Our regular listen to and look at living, breathing musicians that you may not know yet, but I know you should… And can, right here and now, since they’re nice enough to offer so much good listening online:
Julie Harting (b. 1957 — US, NYC)
The talk is always “Oh that Schoenberg, making this artificial system that nobody really gets or feels!”… Except there are a few people like Julie:
When I was 7 or 8, I found a miniature violin in my father’s closet, because he played violin when he was a kid. I also found a book called A Tune a Day, and I taught myself from the book to play a little violin, so it was clear that I was musical. But I ended up playing the tuba, but it was never really my instrument. It was really weird, loving music and being accomplished at it, but not playing an instrument that was mine. I ended up very depressed and confused, and when I was 18, after a year of college, I hitchhiked to Montreal with a friend. I was alone a lot, and one time when I was walking alone on a huge hill in the back of McGill University, I had this thought that at the time felt like it was coming from outside of me, that said I should compose. I took that and I said, “OK, that’s it.” It was my lifeline. After that, I went to Berklee College of Music in Boston, and then I finally got to Manhattan School of Music. […] But musically, Schoenberg is my big influence – his music and also his writings. Schoenberg’s also a person who’s very much concerned with integrity. It’s an inner journey when you compose, so you write the music that you feel is right, which means there’s kind of this morality to it, in a sense. You search for yourself, for what’s honest, and what’s truthful, and that’s what you write in music. Schoenberg’s such a key person for that, as well as Beethoven. Mahler’s great, too.

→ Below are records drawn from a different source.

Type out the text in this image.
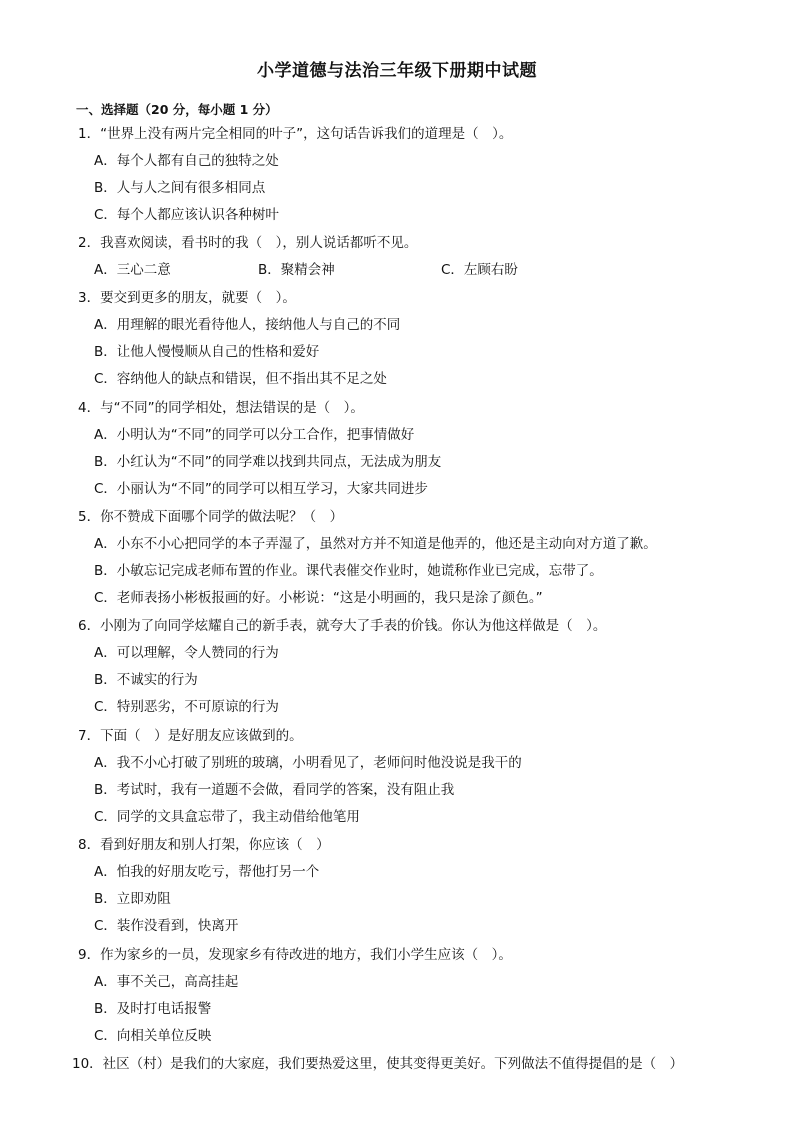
小学道德与法治三年级下册期中试题
一、选择题（20 分，每小题 1 分）
1．“世界上没有两片完全相同的叶子”，这句话告诉我们的道理是（　）。
A．每个人都有自己的独特之处
B．人与人之间有很多相同点
C．每个人都应该认识各种树叶
2．我喜欢阅读，看书时的我（　），别人说话都听不见。
A．三心二意	B．聚精会神	C．左顾右盼
3．要交到更多的朋友，就要（　）。
A．用理解的眼光看待他人，接纳他人与自己的不同
B．让他人慢慢顺从自己的性格和爱好
C．容纳他人的缺点和错误，但不指出其不足之处
4．与“不同”的同学相处，想法错误的是（　）。
A．小明认为“不同”的同学可以分工合作，把事情做好
B．小红认为“不同”的同学难以找到共同点，无法成为朋友
C．小丽认为“不同”的同学可以相互学习，大家共同进步
5．你不赞成下面哪个同学的做法呢？（　）
A．小东不小心把同学的本子弄湿了，虽然对方并不知道是他弄的，他还是主动向对方道了歉。
B．小敏忘记完成老师布置的作业。课代表催交作业时，她谎称作业已完成，忘带了。
C．老师表扬小彬板报画的好。小彬说：“这是小明画的，我只是涂了颜色。”
6．小刚为了向同学炫耀自己的新手表，就夸大了手表的价钱。你认为他这样做是（　）。
A．可以理解，令人赞同的行为
B．不诚实的行为
C．特别恶劣，不可原谅的行为
7．下面（　）是好朋友应该做到的。
A．我不小心打破了别班的玻璃，小明看见了，老师问时他没说是我干的
B．考试时，我有一道题不会做，看同学的答案，没有阻止我
C．同学的文具盒忘带了，我主动借给他笔用
8．看到好朋友和别人打架，你应该（　）
A．怕我的好朋友吃亏，帮他打另一个
B．立即劝阻
C．装作没看到，快离开
9．作为家乡的一员，发现家乡有待改进的地方，我们小学生应该（　）。
A．事不关己，高高挂起
B．及时打电话报警
C．向相关单位反映
10．社区（村）是我们的大家庭，我们要热爱这里，使其变得更美好。下列做法不值得提倡的是（　）
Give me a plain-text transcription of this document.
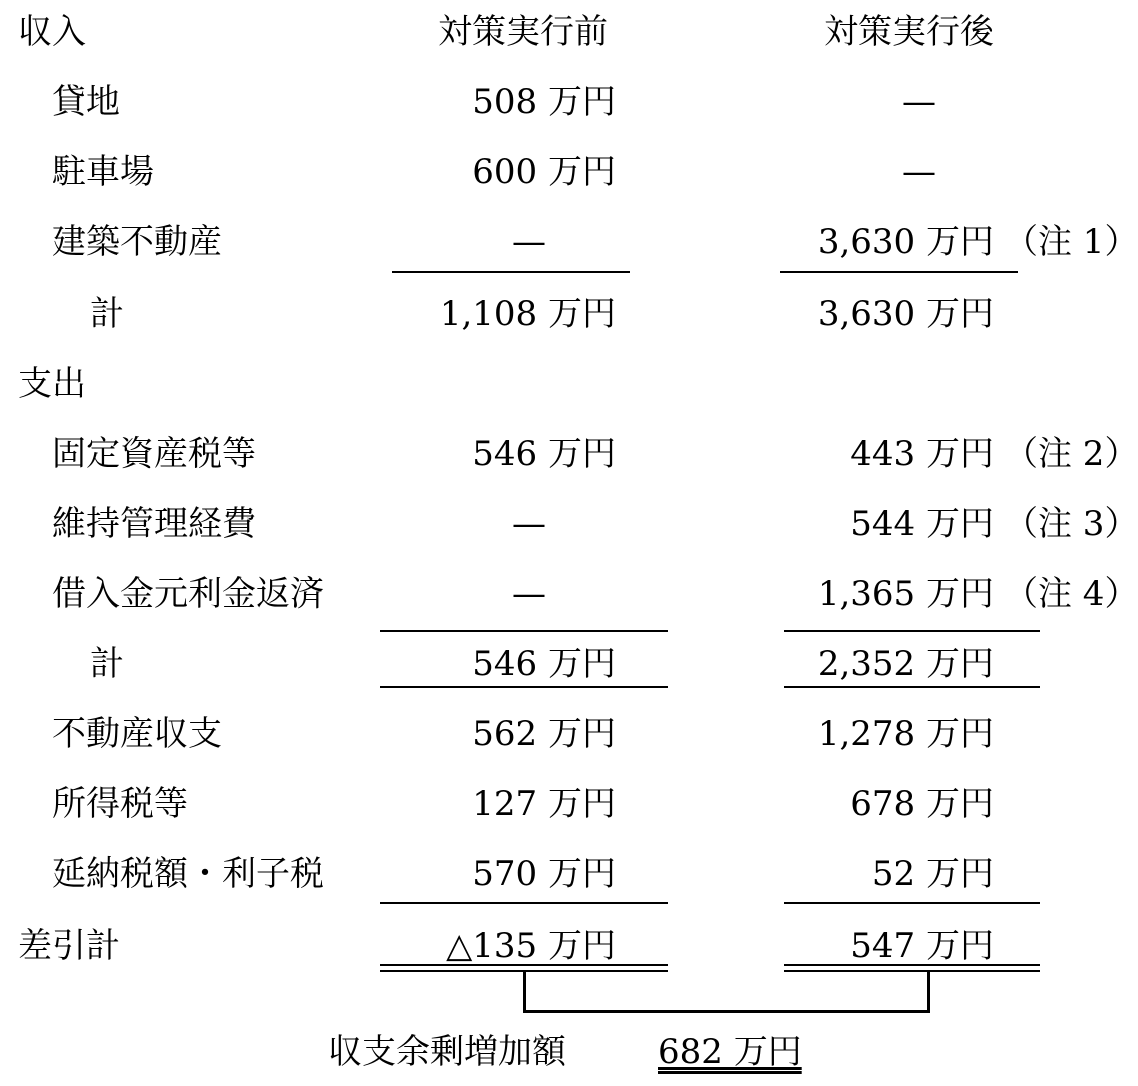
収入	対策実行前	対策実行後
貸地	508 万円	—
駐車場	600 万円	—
建築不動産	—	3,630 万円 （注 1）
計	1,108 万円	3,630 万円
支出
固定資産税等	546 万円	443 万円 （注 2）
維持管理経費	—	544 万円 （注 3）
借入金元利金返済	—	1,365 万円 （注 4）
計	546 万円	2,352 万円
不動産収支	562 万円	1,278 万円
所得税等	127 万円	678 万円
延納税額・利子税	570 万円	52 万円
差引計	△135 万円	547 万円
収支余剰増加額	682 万円
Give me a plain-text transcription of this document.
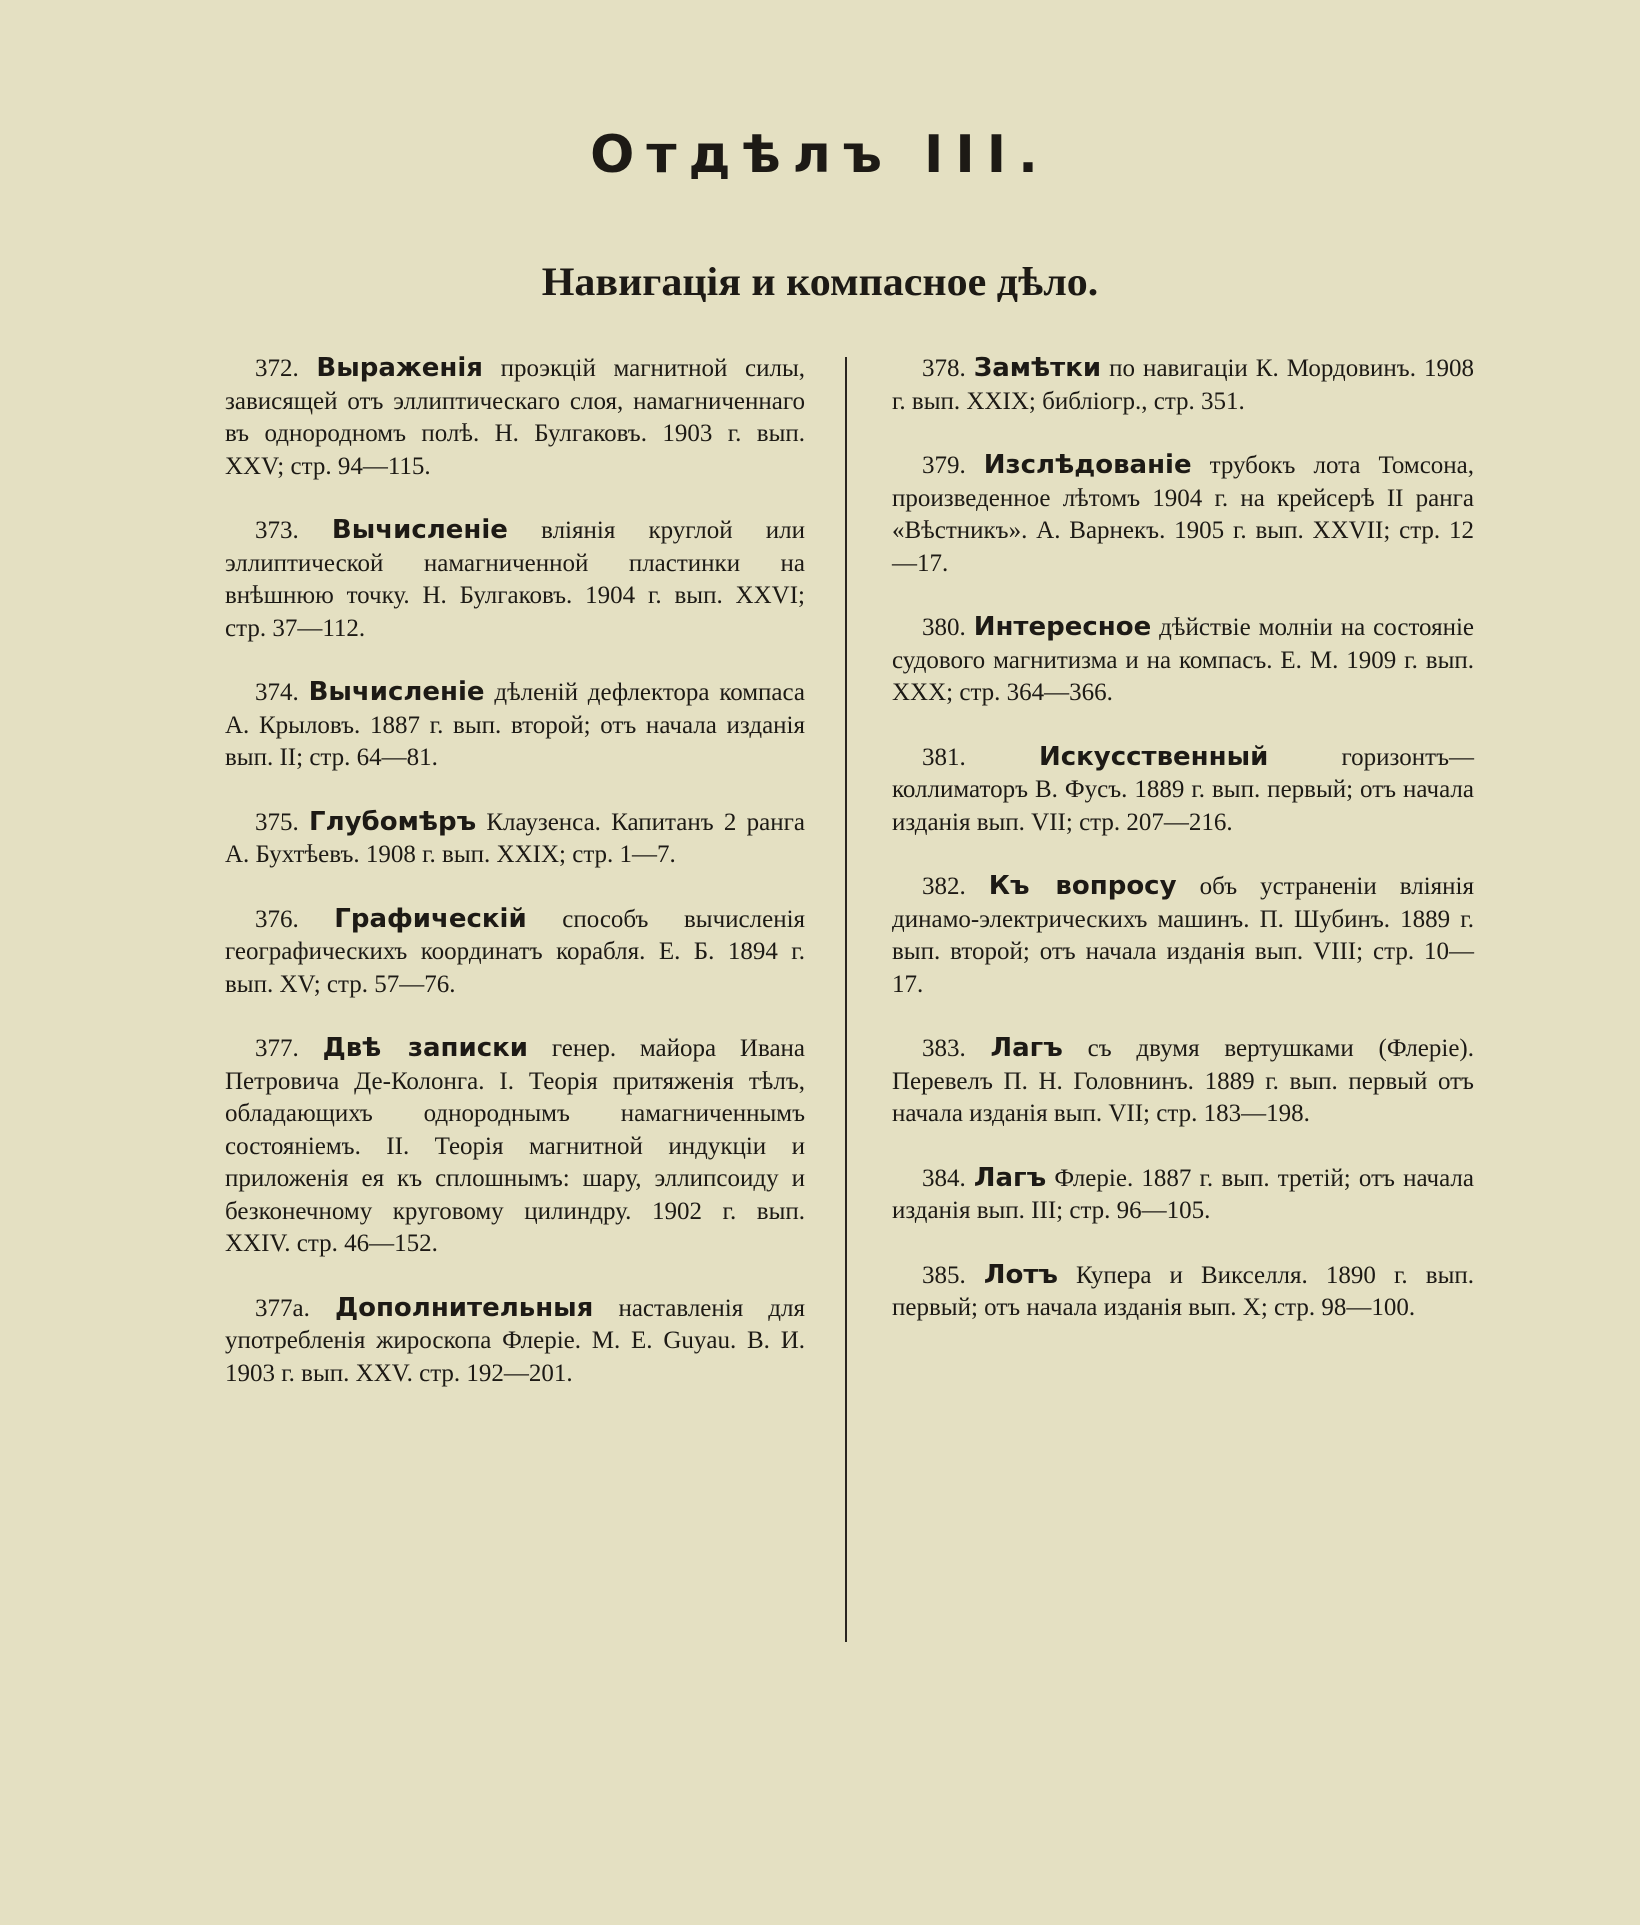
Отдѣлъ III.
Навигація и компасное дѣло.

372. Выраженія проэкцій магнитной силы, зависящей отъ эллиптическаго слоя, намагниченнаго въ однородномъ полѣ. Н. Булгаковъ. 1903 г. вып. XXV; стр. 94—115.

373. Вычисленіе вліянія круглой или эллиптической намагниченной пластинки на внѣшнюю точку. Н. Булгаковъ. 1904 г. вып. XXVI; стр. 37—112.

374. Вычисленіе дѣленій дефлектора компаса А. Крыловъ. 1887 г. вып. второй; отъ начала изданія вып. II; стр. 64—81.

375. Глубомѣръ Клаузенса. Капитанъ 2 ранга А. Бухтѣевъ. 1908 г. вып. XXIX; стр. 1—7.

376. Графическій способъ вычисленія географическихъ координатъ корабля. Е. Б. 1894 г. вып. XV; стр. 57—76.

377. Двѣ записки генер. майора Ивана Петровича Де-Колонга. I. Теорія притяженія тѣлъ, обладающихъ однороднымъ намагниченнымъ состояніемъ. II. Теорія магнитной индукціи и приложенія ея къ сплошнымъ: шару, эллипсоиду и безконечному круговому цилиндру. 1902 г. вып. XXIV. стр. 46—152.

377а. Дополнительныя наставленія для употребленія жироскопа Флеріе. М. Е. Guyau. В. И. 1903 г. вып. XXV. стр. 192—201.

378. Замѣтки по навигаціи К. Мордовинъ. 1908 г. вып. XXIX; библіогр., стр. 351.

379. Изслѣдованіе трубокъ лота Томсона, произведенное лѣтомъ 1904 г. на крейсерѣ II ранга «Вѣстникъ». А. Варнекъ. 1905 г. вып. XXVII; стр. 12—17.

380. Интересное дѣйствіе молніи на состояніе судового магнитизма и на компасъ. Е. М. 1909 г. вып. XXX; стр. 364—366.

381.	Искусственный	горизонтъ—коллиматоръ В. Фусъ. 1889 г. вып. первый; отъ начала изданія вып. VII; стр. 207—216.

382. Къ вопросу объ устраненіи вліянія динамо-электрическихъ машинъ. П. Шубинъ. 1889 г. вып. второй; отъ начала изданія вып. VIII; стр. 10—17.

383. Лагъ съ двумя вертушками (Флеріе). Перевелъ П. Н. Головнинъ. 1889 г. вып. первый отъ начала изданія вып. VII; стр. 183—198.

384. Лагъ Флеріе. 1887 г. вып. третій; отъ начала изданія вып. III; стр. 96—105.

385. Лотъ Купера и Викселля. 1890 г. вып. первый; отъ начала изданія вып. X; стр. 98—100.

Maybe Julie’s music is “old school”; but if it is, I can happily go back there to study a little. It’s never a question of style so much as the voice, and Julie’s is a wonderfully distinct voice. At her site linked above, you can hear a number of her pieces; I’d particularly recommend the Trio for flute, cello and piano, and hoc est corpus meum for solo violin.
Samuel Vriezen (b. 1973 — Netherlands)
Samuel posts around these parts, though infrequently enough that I feel OK about plugging him here. We’ve been bumping into each other for years on the USENET classical newsgroups, a happy breeze of true contemporary thinking amid all the John Williams wannabees and folk who haven’t gotten past Holst or even Yanni. From the rather complicated and involved pieces of his time in University, he’s been progressively paring back both his scores and materials; still finding the complicated and involved, but arising out of seemingly simple and clear actions and reactions. He’s also great Euro-advocate of our own expat composer, Tom Johnson, who pioneered many of these same concerns. Samuel also performs, and has helped produce a number of great exploratory concerts in Amsterdam over the years. His site linked above has plenty of listening, both to his own work and others equally interesting (Johnson included). If you’re ever headed to Amsterdam, he’s your hook-up, go-to guy.